Our analysis reveals an interesting picture (Figure 9) of the web's macroscopic structure. Most (over 90%) of the approximately 203 million nodes in our crawl form a single connected component if hyperlinks are treated as undirected edges. This connected web breaks naturally into four pieces. The first piece is a central core, all of whose pages can reach one another along directed hyperlinks -- this "giant strongly connected component" (SCC) is at the heart of the web.
In graph theory, a strongly connected component is a set of mutually reachable equivalence classes of vertices in a graph - i.e a group in which every vertice is reachable from each other.
What's interesting is that the four groups mentioned in this article are all approximately the same size, with the SCC group being only slightly larger than the others, which are:
So what they're saying is that really only about a quarter of the internet is the core that is strongly connected to the rest of it. Which is interesting in itself, because I'd have thought it was a lot higher.

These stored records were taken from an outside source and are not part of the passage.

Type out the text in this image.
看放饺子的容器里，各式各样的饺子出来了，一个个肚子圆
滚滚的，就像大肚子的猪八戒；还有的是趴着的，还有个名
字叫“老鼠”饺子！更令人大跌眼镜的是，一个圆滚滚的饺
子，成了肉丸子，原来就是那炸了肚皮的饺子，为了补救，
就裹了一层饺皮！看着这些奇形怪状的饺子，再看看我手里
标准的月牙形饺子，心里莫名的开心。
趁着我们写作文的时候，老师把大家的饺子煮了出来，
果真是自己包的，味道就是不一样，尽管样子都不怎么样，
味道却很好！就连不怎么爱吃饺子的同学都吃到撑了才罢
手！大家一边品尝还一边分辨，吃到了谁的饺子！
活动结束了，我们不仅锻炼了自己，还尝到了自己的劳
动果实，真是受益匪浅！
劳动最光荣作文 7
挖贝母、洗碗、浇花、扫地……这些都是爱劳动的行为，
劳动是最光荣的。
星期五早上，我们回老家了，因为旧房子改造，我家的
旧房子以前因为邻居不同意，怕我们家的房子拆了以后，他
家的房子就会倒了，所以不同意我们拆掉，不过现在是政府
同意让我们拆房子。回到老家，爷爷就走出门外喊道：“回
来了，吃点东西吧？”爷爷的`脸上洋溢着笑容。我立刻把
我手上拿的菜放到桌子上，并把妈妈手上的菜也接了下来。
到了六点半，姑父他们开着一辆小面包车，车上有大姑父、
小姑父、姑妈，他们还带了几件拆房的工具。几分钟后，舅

I'm a web developer. I've always loved the potential of the web until recently. Now I don't like working with it. I can't stand developing for 3 different browsers on 4 different platforms, 12 screen resolutions, 3 color depths, and design templates that came from a print artist who thinks that the web is one big brochure.

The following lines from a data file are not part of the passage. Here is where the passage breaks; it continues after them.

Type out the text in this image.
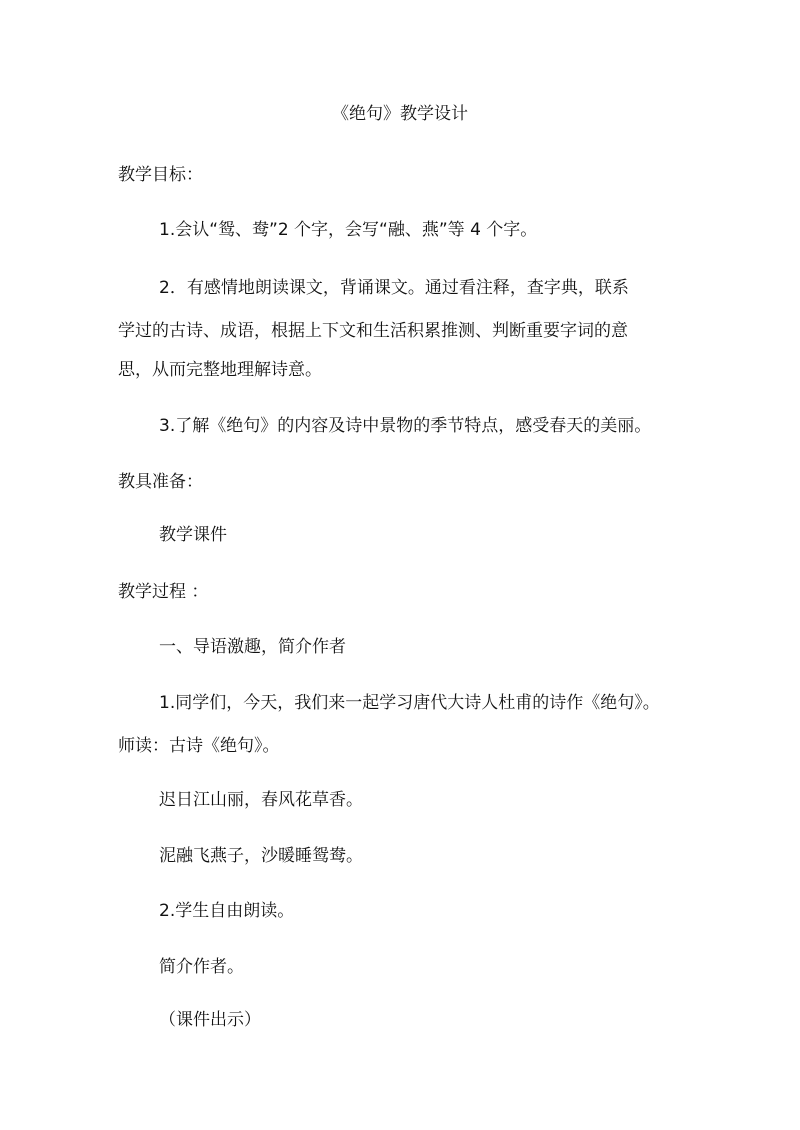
《绝句》教学设计
教学目标：
1.会认“鸳、鸯”2 个字，会写“融、燕”等 4 个字。
2．有感情地朗读课文，背诵课文。通过看注释，查字典，联系
学过的古诗、成语，根据上下文和生活积累推测、判断重要字词的意
思，从而完整地理解诗意。
3.了解《绝句》的内容及诗中景物的季节特点，感受春天的美丽。
教具准备：
教学课件
教学过程 ：
一、导语激趣，简介作者
1.同学们，今天，我们来一起学习唐代大诗人杜甫的诗作《绝句》。
师读：古诗《绝句》。
迟日江山丽，春风花草香。
泥融飞燕子，沙暖睡鸳鸯。
2.学生自由朗读。
简介作者。
（课件出示）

The web is broke. We're not using it properly, there are too many poorly done corporate sites, contributing to insecurity, poor usability and incompatibility.
Many clients we work with are dead set against sending anyone away from their site. I don't think they realize that links are what the web is made of. This contributes to the unreachable part of the bowtie. These corporate folk are afraid that by linking away from the site, they will lose a viewer, and that use won't find their way back. They don't realize that the web is a pull technology, and the if the user was looking for certain information, the user will come back if it is the best source of such info. The back button is one of the browsers most used features.
We need more of these research projects to help us figure out what needs to be changed. The W3C is a start, but it's expensive to join and it's rare that you find a website that conforms to the standards. In fact, I've run into web developers who have never HEARD of the w3c.
The web is a new, completely different medium. It's not a CDROM, it's not a brochure, it's not TV. We can't keep treating it like these other media.